Are there any RCI affliated timeshares near Niagra Falls?


----------



## dogfeet (Nov 6, 2006)

Nope.  But, I have seen condos on Dial an Exchange.  Dial an Exchange is an exchange company with offices in the U.S. and other locations.  

dogfeet


----------



## abc31 (Nov 6, 2006)

Thanks.  I'll check out Dial-an-exchange.  If not, there's always a standard hotel room.

abc


----------



## beejaybeeohio (Nov 6, 2006)

*Western NY*

Northshore at Chautauqua and Peekn' Peak's Greenwood Forest are about an hour south of Niagara Falls.
BJB


----------



## abc31 (Nov 6, 2006)

Thanks!  That would work.

abc


----------



## Ireland'sCall (Nov 7, 2006)

*Niagra*

Any II resorts nearby?
Thanks Garry


----------



## Tacoma (Nov 7, 2006)

Canada does not have many timeshares other than in Banff, Fairmont, and Whistler area.  It is however a beautiful country so do book hotels and enjoy.  The advantage is you don't have to spend a whole week in one place so 2-4 days per area depending on your interests and you should be able to do so much more.  I know if I can afford to go to Europe again I probably would not want to spend a week in each place as there are so many beautiful places I'd like to see.  

Joan


----------



## eal (Nov 8, 2006)

There are about 140 timeshare properties in Canada, about 60 of them in Ontario, Quebec and the Maritime provinces.  Unfortunately none of them are in Niagara Falls.


----------



## stugy (Nov 9, 2006)

DialanExchange has availability at Villas at Niagara Falls, a new resort on Canadian side for early next year.  Check their website for availability. 


www.daelive.com/

Pat


----------



## Aldo (Nov 18, 2006)

Just a word of advice, for those who have never been to Niagara Falls.

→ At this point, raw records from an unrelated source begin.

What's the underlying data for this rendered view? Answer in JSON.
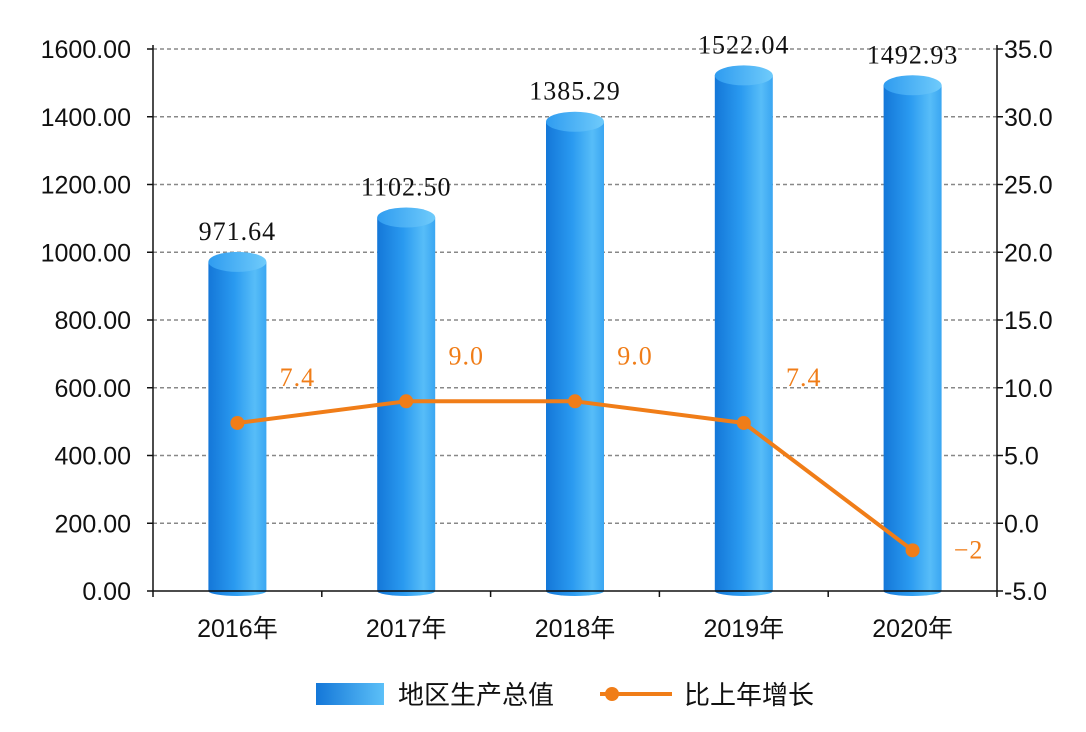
{
  "chart_data": {
    "type": "bar",
    "categories": [
      "2016年",
      "2017年",
      "2018年",
      "2019年",
      "2020年"
    ],
    "series": [
      {
        "name": "地区生产总值",
        "type": "bar",
        "axis": "left",
        "values": [
          971.64,
          1102.5,
          1385.29,
          1522.04,
          1492.93
        ],
        "labels": [
          "971.64",
          "1102.50",
          "1385.29",
          "1522.04",
          "1492.93"
        ]
      },
      {
        "name": "比上年增长",
        "type": "line",
        "axis": "right",
        "values": [
          7.4,
          9.0,
          9.0,
          7.4,
          -2
        ],
        "labels": [
          "7.4",
          "9.0",
          "9.0",
          "7.4",
          "−2"
        ]
      }
    ],
    "y_left": {
      "range": [
        0,
        1600
      ],
      "ticks": [
        "0.00",
        "200.00",
        "400.00",
        "600.00",
        "800.00",
        "1000.00",
        "1200.00",
        "1400.00",
        "1600.00"
      ]
    },
    "y_right": {
      "range": [
        -5,
        35
      ],
      "ticks": [
        "-5.0",
        "0.0",
        "5.0",
        "10.0",
        "15.0",
        "20.0",
        "25.0",
        "30.0",
        "35.0"
      ]
    },
    "grid": true,
    "legend_position": "bottom",
    "colors": {
      "bar": "#1a8ae8",
      "bar_light": "#5cc0f8",
      "line": "#f07d18",
      "grid": "#888888",
      "axis": "#111111"
    }
  }
}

It's a neat place for an afternoon or even a weekend, tops, but that's about it.

The falls themselves are beautiful, but how long can you look at them.

The American town of Niagara Falls is so beat and empty, mostly empty rotting buildings.  I've tried in vain to even find a decent place to get a meal there.  Firebombing what's left of the town would be a mercy killing.

The Canadian town is a charmless town of kitsch and neon lights.  Ripley's Believe it or Not "museums" and Rainforest restaurants and Outback Steakhouses.  Classless and Stupid.   

Most of Eastern Canada is incredibly beautiful, but Niagara Falls?  Other than actually looking at the falls for a few hours,  neeeehhhh....


----------



## MoiAl (Nov 20, 2006)

Nigiara-on-the-Lake is a beautiful town to spend a day. Go to the Shaw Festival, Picnic or ride a bike on the Nigiara Parkway Park system, it runs between Nigiara, Ontario and Nigiara on the Lake, 10 miles east. Tour the wine country for a day, visit the Butterfly Conservitory the gardens are beautiful and spend 2-4 hours at the falls. Enjoy.


----------



## riverdees05 (Nov 20, 2006)

When we were planning for our visit last summer, the best advice we got, was to stay in a hotel with a Falls View.  It is not cheap, but well worth it.  We stayed two nights and did one of the tours.  It was great.  The only thing I would change would be to stay a short distance from the falls the first night, for less cost, then get up early and then spend two nights, thus giving you two one half days at the falls.


----------